Kafka Schema Registry: Enforcing Structure on Your Event Streams Before They Hit Delta

Shannon Lowder

22 Oct 2021 — 2 min read

Your Kafka producer is sending orders. Your consumer is writing them to Delta Lake. Everything works in the dev environment where all the producers are your own Python scripts. Then someone onboards a new upstream service, it starts sending messages with a field renamed, a type changed, a required field dropped — and your consumer crashes at 3am because it tried to parse a string as a decimal.

Kafka Schema Registry exists to prevent this. It's a type system for your event streams.

What Schema Registry Does

Schema Registry is a service that stores Avro (or JSON Schema, or Protobuf) schemas for your Kafka topics. Every message produced to a topic is validated against the registered schema before it's written. Every consumer retrieves the schema and uses it to deserialize messages correctly. If a producer tries to send a message that violates the schema, it fails at produce time — not at consume time.

This moves schema violations from a runtime crash in your pipeline to a produce-time failure in the upstream service.
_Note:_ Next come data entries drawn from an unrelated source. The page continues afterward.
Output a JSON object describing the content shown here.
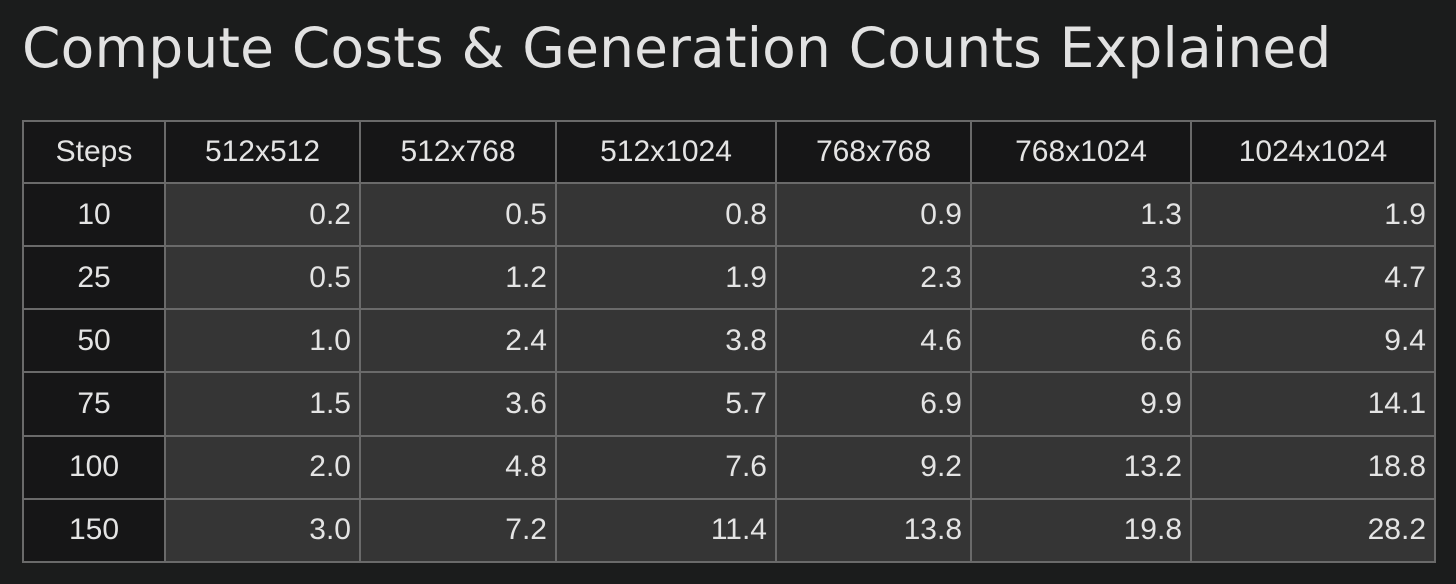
{
  "title": "Compute Costs & Generation Counts Explained",
  "table": {
    "headers": [
      "Steps",
      "512x512",
      "512x768",
      "512x1024",
      "768x768",
      "768x1024",
      "1024x1024"
    ],
    "rows": [
      {
        "steps": "10",
        "values": [
          "0.2",
          "0.5",
          "0.8",
          "0.9",
          "1.3",
          "1.9"
        ]
      },
      {
        "steps": "25",
        "values": [
          "0.5",
          "1.2",
          "1.9",
          "2.3",
          "3.3",
          "4.7"
        ]
      },
      {
        "steps": "50",
        "values": [
          "1.0",
          "2.4",
          "3.8",
          "4.6",
          "6.6",
          "9.4"
        ]
      },
      {
        "steps": "75",
        "values": [
          "1.5",
          "3.6",
          "5.7",
          "6.9",
          "9.9",
          "14.1"
        ]
      },
      {
        "steps": "100",
        "values": [
          "2.0",
          "4.8",
          "7.6",
          "9.2",
          "13.2",
          "18.8"
        ]
      },
      {
        "steps": "150",
        "values": [
          "3.0",
          "7.2",
          "11.4",
          "13.8",
          "19.8",
          "28.2"
        ]
      }
    ]
  },
  "colors": {
    "background": "#1b1c1c",
    "header_cell": "#161617",
    "value_cell": "#353535",
    "grid": "#6a6a6a",
    "text": "#e4e4e4"
  }
}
That's a dramatically better place to catch them.

Registering a Schema

import requests
import json

SCHEMA_REGISTRY_URL = "http://schema-registry:8081"

order_schema = {
"type": "record",
"name": "Order",
"namespace": "com.company.orders",
"fields": [
{"name": "order_id", "type": "string"},
{"name": "customer_id", "type": "string"},
{"name": "order_amount", "type": {"type": "bytes", "logicalType": "decimal", "precision": 18, "scale": 2}},
{"name": "order_date", "type": {"type": "int", "logicalType": "date"}},
{"name": "region_code", "type": "string"},
{"name": "status", "type": {"type": "enum", "name": "OrderStatus",
"symbols": ["PENDING", "CONFIRMED", "SHIPPED", "CANCELLED"]}}
]
}

resp = requests.post(
f"{SCHEMA_REGISTRY_URL}/subjects/orders.raw-value/versions",
headers={"Content-Type": "application/vnd.schemaregistry.v1+json"},
json={"schema": json.dumps(order_schema)}
)
resp.raise_for_status()
print(f"Registered schema ID: {resp.json()['id']}")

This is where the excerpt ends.